Jonathan Wight wrote:
> Actually it obviously isn't a cherrypy issue - I was getting two
> problems mixed up. The sqlite I am linking to is compiled with --
> threadsafe and hasn't changed since the last time i upgraded turbogears.
Some comments from the pysqlite author ;-)
"Something" is trying to execute more than one statement with
cursor.execute or cursor.executemany.
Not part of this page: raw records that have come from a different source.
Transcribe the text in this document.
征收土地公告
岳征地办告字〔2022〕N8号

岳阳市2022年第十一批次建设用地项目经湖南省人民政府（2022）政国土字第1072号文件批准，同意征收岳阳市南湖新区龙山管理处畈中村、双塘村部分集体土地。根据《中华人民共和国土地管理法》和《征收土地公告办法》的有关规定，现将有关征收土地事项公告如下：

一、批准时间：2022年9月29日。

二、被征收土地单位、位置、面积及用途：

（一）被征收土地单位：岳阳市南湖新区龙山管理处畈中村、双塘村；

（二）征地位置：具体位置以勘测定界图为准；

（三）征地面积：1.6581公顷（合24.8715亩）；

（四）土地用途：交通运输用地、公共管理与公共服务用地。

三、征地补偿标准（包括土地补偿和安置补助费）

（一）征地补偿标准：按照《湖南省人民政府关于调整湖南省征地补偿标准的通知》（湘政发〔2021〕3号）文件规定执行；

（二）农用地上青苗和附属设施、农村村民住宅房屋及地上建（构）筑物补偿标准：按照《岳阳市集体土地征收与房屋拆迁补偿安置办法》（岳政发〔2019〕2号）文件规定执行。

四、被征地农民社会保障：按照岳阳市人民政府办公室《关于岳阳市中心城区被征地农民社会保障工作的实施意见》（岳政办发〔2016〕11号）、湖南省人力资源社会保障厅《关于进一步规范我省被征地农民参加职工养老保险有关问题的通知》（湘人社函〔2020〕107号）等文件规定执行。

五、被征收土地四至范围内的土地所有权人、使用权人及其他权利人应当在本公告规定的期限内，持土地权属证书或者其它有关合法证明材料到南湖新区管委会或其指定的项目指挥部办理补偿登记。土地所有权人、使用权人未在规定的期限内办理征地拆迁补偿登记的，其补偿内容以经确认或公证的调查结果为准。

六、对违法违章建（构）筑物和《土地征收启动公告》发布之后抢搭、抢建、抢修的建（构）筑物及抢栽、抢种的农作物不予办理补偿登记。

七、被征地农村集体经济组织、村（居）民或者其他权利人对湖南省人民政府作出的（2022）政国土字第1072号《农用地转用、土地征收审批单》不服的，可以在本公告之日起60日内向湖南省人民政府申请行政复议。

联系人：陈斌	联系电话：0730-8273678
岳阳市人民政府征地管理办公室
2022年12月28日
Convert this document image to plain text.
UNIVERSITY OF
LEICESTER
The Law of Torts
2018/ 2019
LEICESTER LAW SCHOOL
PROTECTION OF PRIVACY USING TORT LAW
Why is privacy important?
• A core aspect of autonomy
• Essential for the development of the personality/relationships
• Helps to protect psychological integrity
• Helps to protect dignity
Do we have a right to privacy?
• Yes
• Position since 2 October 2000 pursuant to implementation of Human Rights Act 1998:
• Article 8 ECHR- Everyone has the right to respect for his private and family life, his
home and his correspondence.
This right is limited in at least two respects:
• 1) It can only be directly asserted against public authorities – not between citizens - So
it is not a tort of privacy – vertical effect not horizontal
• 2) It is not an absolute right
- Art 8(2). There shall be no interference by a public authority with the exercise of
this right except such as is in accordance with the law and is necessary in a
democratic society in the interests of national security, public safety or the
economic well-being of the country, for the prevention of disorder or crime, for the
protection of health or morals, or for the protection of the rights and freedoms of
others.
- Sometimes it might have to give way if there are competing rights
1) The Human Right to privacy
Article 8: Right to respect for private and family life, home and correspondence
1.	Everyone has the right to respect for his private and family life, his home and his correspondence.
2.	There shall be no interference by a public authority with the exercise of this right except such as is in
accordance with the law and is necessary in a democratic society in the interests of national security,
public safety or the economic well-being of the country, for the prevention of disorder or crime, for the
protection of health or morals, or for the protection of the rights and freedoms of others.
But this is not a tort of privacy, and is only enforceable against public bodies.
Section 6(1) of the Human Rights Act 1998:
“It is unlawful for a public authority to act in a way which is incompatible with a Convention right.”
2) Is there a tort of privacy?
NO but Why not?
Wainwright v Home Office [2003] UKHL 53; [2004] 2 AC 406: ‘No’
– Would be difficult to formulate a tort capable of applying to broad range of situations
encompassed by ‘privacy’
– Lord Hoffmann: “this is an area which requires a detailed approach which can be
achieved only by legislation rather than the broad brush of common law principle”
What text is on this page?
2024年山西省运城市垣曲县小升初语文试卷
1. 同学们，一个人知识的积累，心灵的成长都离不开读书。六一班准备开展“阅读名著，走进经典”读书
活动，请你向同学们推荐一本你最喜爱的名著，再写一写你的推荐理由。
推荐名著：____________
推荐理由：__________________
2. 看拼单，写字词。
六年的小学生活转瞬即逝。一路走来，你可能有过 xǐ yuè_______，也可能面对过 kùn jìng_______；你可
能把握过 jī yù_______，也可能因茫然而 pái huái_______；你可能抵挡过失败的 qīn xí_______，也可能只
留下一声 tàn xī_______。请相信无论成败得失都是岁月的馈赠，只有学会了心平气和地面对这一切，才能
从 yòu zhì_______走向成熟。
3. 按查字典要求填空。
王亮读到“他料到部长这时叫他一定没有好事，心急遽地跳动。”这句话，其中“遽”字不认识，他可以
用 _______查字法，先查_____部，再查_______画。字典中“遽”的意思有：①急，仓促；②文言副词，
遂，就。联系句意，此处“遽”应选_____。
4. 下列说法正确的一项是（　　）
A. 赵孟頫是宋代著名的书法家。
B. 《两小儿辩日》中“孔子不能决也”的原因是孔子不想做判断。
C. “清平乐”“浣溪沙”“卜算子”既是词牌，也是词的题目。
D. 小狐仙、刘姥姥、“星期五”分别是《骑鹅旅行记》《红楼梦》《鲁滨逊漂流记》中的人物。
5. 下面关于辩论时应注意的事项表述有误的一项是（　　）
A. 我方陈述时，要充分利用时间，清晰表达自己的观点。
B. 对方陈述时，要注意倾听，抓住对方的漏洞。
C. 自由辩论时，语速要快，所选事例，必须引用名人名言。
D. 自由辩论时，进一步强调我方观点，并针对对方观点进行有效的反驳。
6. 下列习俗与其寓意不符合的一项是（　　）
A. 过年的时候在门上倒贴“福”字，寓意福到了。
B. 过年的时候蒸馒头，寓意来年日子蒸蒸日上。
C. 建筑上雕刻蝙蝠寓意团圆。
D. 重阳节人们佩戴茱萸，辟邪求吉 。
Since this is against the
specified semantics of these API calls as per the DB-API, checks were
added to raise errors:
>>> from pysqlite2 import dbapi2 as sqlite
>>> con = sqlite.connect(":memory:")
>>> cur = con.cursor()
>>> cur.execute("select 4+5;")
<pysqlite2.dbapi2.Cursor object at 0x00BA1E60>
>>> cur.execute("select 4+5; ")
<pysqlite2.dbapi2.Cursor object at 0x00BA1E60>
>>> cur.execute("select 4+5; -- bla bla")
<pysqlite2.dbapi2.Cursor object at 0x00BA1E60>
>>> cur.execute("create table foo(bar); create table baz(zippo);")
Traceback (most recent call last):
File "<stdin>", line 1, in ?
pysqlite2.dbapi2.Warning: You can only execute one statement at a time.
>>> cur.executescript("create table foo(bar); create table baz(zippo);")
<pysqlite2.dbapi2.Cursor object at 0x00BA1E60>
I. e. *if* anybody *really* needs this functionality, there is a
nonstandard executescript() method in pysqlite.
It smells like a SQLObject-related thing to me.